Posted: Thu Jan 27, 2011 1:05 am
by myukassign
why don't you give a try.

It should be able to read a dataset simulationusly by many process.

Posted: Thu Jan 27, 2011 4:50 am
by ray.wurlod
No, but Job2 and Job3 can concurrently read the Data Set created by Job1. There's no limit until you run out of memory - each loads the Data Set into virtual memory when it's on a reference input link to a Lookup stage.

Posted: Thu Jan 27, 2011 4:24 pm
by Nagin
ray.wurlod wrote:No, but Job2 and Job3 can concurrently read the Data Set created by Job1. There's no limit until you run out of memory - each loads the Data Set into virtual memory when it's on a reference input link to a Lookup stage.
What happens if it is a Mege or Join stage I am using for looking up? In this case Data Set won't be loaded into virtual memory right?

Posted: Thu Jan 27, 2011 8:04 pm
by ray.wurlod
Wrong. Separate images are loaded for each link. So if you have three links referring to the same Data Set, you get three copies of it in memory.

Note that using shared memory for Entire partitioning in an SMP architecture applies to each reference link - you still get one copy (in shared memory this time) per link.

Posted: Thu Jan 27, 2011 10:30 pm
by Nagin
ray.wurlod wrote:Wrong. Separate images are loaded for each link. So if you have three links referring to the same Data Set, you get three copies of it in memory.
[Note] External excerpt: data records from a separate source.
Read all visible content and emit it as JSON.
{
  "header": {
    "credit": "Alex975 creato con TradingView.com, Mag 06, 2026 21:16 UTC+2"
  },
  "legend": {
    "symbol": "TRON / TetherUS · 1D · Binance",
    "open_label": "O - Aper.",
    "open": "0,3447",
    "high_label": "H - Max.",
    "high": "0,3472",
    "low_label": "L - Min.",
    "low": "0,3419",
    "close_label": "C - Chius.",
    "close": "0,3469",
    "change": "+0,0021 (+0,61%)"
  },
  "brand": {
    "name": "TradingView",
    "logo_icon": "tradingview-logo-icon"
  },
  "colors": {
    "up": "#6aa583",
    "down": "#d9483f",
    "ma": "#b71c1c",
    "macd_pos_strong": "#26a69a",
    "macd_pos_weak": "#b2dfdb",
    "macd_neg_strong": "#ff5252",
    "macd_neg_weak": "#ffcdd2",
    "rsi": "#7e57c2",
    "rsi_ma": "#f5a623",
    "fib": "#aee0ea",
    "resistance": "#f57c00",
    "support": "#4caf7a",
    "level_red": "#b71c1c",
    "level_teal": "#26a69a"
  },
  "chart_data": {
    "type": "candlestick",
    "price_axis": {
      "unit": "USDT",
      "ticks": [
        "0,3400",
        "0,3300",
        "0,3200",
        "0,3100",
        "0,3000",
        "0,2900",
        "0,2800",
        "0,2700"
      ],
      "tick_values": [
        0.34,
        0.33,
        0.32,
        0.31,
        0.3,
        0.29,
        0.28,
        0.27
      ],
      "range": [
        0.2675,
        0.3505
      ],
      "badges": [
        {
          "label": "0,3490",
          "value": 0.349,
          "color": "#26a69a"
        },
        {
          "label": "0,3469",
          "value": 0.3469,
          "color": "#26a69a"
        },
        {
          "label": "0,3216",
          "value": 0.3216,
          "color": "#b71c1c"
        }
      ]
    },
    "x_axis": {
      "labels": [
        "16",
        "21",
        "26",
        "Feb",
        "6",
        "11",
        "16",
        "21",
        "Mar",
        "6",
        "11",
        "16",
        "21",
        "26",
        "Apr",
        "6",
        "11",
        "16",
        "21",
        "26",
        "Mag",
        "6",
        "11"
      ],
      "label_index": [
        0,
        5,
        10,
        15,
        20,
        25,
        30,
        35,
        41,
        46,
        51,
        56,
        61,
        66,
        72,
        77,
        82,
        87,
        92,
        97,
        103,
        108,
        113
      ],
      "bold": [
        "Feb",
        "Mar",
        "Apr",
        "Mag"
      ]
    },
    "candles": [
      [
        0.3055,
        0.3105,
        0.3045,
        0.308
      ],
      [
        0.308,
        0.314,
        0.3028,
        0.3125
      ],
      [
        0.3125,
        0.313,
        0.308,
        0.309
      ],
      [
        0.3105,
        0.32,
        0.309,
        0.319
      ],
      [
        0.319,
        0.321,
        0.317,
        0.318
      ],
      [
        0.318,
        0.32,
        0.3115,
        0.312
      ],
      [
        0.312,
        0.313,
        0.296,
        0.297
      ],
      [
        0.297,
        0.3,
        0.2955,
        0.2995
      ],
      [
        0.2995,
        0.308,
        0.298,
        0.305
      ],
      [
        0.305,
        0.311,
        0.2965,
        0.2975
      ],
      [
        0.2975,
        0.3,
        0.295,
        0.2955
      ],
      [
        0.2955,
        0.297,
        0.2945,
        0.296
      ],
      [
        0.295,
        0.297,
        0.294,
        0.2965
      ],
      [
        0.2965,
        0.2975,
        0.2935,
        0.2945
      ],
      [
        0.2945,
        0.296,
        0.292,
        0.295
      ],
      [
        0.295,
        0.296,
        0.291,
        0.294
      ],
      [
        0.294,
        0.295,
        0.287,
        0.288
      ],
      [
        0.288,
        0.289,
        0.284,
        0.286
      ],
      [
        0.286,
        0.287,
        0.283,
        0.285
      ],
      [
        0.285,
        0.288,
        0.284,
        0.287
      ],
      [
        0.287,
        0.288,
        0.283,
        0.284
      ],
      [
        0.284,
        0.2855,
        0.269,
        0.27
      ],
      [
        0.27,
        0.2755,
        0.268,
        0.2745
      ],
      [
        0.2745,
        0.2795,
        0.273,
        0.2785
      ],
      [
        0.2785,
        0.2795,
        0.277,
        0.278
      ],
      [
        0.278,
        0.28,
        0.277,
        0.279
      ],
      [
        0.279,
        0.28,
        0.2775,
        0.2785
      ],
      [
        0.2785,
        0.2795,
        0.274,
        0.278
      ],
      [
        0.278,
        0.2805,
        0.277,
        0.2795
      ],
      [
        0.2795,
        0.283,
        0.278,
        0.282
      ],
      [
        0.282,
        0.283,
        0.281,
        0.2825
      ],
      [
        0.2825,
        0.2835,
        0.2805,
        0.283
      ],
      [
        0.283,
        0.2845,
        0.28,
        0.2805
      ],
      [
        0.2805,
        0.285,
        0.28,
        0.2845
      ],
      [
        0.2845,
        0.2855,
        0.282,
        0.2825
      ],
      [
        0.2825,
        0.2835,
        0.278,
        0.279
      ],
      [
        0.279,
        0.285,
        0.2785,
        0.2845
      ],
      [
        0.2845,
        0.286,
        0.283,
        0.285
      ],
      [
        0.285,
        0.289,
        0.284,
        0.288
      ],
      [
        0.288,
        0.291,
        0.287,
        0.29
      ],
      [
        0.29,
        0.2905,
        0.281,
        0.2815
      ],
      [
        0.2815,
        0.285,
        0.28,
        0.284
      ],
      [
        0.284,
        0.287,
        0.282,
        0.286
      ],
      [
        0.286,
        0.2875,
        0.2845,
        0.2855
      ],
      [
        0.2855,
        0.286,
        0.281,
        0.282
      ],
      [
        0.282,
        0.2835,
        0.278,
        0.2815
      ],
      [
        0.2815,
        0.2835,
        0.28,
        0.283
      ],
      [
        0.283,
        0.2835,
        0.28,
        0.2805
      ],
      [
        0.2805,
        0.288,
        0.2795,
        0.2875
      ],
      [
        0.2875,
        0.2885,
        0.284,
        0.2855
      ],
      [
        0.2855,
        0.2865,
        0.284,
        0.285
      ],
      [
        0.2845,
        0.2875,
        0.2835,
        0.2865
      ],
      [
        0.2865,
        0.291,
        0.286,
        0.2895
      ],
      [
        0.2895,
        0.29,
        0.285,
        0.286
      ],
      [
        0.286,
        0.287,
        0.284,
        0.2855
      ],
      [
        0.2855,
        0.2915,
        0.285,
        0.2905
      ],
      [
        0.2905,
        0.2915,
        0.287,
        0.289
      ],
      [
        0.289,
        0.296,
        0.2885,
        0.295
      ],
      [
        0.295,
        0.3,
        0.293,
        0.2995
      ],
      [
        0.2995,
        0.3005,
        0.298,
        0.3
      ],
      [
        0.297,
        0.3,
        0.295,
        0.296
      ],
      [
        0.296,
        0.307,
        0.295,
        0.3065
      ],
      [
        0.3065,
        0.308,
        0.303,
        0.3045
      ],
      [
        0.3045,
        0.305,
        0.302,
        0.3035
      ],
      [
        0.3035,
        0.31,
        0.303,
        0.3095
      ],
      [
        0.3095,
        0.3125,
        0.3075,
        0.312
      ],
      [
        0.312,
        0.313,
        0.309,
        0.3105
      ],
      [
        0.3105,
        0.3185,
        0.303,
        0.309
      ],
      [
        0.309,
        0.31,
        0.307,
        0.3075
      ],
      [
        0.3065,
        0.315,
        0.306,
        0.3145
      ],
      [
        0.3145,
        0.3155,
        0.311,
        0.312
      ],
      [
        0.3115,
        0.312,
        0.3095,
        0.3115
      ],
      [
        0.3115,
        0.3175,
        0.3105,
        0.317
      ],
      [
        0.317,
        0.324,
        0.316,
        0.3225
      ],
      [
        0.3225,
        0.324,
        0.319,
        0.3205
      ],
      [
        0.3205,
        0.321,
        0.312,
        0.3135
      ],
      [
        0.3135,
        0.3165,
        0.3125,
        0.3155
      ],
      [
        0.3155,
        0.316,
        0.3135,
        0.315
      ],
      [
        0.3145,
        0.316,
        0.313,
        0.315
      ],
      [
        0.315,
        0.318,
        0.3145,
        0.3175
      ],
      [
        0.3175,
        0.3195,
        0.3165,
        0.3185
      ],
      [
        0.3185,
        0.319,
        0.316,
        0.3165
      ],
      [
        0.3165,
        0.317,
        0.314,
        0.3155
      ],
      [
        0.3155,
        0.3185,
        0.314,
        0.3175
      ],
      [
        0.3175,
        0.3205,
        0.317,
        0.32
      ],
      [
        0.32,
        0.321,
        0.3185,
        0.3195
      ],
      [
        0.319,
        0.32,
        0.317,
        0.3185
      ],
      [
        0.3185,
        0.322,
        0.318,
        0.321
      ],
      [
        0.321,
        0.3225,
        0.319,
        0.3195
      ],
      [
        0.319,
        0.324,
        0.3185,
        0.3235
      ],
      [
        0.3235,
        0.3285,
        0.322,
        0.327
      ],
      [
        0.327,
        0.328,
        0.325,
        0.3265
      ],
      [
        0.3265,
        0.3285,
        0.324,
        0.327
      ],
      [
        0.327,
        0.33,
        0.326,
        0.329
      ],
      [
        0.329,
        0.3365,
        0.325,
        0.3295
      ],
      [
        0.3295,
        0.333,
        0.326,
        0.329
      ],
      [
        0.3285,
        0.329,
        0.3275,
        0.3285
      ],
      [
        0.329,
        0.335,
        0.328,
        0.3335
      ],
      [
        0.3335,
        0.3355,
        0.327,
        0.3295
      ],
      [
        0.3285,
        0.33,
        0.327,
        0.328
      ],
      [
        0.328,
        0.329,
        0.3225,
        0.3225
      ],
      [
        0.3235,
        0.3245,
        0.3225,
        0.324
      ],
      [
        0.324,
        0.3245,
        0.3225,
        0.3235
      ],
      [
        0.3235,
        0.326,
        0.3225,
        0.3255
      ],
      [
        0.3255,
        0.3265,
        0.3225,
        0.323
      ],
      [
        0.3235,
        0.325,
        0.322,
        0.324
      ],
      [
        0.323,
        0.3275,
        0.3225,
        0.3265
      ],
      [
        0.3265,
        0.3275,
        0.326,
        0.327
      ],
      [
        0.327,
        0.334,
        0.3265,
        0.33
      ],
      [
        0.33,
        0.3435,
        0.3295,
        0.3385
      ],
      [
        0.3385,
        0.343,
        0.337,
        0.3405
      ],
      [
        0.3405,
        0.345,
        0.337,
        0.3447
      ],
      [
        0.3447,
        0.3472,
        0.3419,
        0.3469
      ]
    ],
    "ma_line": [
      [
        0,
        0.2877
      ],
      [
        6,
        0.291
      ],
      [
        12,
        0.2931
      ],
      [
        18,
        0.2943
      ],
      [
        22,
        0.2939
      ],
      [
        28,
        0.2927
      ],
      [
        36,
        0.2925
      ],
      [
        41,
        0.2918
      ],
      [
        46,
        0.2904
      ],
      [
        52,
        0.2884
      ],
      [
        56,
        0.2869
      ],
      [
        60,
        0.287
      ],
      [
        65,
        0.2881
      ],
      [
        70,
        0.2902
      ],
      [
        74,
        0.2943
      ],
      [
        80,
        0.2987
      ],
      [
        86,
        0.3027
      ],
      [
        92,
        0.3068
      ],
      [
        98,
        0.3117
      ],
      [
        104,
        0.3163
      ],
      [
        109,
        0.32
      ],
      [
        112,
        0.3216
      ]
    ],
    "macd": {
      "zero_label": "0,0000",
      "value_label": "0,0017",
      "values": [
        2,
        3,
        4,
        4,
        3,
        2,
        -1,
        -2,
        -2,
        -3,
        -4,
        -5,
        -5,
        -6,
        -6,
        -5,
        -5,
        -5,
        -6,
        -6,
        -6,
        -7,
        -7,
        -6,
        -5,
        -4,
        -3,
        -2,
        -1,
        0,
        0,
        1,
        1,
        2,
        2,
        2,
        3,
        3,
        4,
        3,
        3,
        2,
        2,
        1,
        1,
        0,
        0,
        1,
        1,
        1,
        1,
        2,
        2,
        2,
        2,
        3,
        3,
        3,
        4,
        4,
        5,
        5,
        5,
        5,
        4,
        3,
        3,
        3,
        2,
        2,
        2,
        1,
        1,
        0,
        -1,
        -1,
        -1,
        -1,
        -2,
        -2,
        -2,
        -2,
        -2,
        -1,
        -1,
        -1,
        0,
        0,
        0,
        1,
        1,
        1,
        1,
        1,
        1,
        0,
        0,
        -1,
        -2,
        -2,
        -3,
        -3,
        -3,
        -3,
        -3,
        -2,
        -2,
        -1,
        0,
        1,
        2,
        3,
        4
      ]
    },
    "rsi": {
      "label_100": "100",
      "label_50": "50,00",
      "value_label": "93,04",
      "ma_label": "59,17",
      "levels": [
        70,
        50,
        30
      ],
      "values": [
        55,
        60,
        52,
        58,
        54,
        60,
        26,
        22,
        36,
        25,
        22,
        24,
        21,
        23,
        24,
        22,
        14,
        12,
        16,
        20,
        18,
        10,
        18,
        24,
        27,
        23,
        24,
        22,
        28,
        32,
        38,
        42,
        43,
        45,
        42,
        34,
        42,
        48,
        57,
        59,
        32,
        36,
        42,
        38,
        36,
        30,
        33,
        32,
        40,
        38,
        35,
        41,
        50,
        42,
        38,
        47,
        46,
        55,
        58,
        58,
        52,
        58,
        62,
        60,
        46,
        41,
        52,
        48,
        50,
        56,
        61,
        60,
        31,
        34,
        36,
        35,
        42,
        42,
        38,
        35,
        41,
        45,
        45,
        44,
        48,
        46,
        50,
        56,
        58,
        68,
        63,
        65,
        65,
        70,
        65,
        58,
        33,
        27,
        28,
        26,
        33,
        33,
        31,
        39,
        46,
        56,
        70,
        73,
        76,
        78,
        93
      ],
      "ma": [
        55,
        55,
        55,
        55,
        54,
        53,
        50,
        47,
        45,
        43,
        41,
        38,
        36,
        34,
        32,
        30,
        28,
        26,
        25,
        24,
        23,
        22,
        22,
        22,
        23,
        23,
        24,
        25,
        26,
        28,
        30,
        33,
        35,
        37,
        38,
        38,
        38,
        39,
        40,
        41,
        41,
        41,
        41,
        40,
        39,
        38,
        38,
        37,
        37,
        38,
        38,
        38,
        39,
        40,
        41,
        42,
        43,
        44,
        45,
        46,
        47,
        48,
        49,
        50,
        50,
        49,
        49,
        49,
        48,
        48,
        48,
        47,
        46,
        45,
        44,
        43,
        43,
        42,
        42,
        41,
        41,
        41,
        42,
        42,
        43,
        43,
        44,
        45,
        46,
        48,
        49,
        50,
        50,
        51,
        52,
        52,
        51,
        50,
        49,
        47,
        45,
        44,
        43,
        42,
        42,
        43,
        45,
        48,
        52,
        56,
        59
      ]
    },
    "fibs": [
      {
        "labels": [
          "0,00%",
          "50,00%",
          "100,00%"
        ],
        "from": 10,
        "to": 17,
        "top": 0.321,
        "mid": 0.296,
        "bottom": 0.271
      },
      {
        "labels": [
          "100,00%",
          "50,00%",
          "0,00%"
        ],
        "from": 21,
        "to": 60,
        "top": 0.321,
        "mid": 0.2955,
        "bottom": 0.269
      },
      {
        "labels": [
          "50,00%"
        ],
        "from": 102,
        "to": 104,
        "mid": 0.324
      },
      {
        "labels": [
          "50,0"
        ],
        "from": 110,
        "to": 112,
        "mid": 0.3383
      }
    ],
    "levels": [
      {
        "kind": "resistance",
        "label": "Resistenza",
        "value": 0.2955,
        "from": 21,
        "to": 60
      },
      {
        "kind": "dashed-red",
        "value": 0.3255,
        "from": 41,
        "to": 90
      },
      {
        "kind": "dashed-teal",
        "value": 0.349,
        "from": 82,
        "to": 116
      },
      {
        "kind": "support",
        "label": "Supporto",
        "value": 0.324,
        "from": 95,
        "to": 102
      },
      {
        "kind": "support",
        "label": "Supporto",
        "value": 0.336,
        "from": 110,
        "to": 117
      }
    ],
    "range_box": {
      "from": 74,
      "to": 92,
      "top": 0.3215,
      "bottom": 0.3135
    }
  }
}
Note that using shared memory for Entire partitioning in an SMP architecture applies to each reference link - you still get one copy (in shared memory this time) per link.
Sorry Ray, We have version 8 parallel edition. I don't know how to move the post to parallel edition. Does the same answer apply to parallel edition as well?

Posted: Thu Jan 27, 2011 11:38 pm
by ray.wurlod
That answer IS for parallel jobs. Most of the stage types mentioned in my answer only exist in parallel jobs.

Posted: Fri Jan 28, 2011 8:07 am
by chulett
Nagin wrote: Sorry Ray, We have version 8 parallel edition. I don't know how to move the post to parallel edition.
I "moved" it... since it was already in the right forum, all that was needed was an edit of the original post and (fyi) you can always edit your own posts.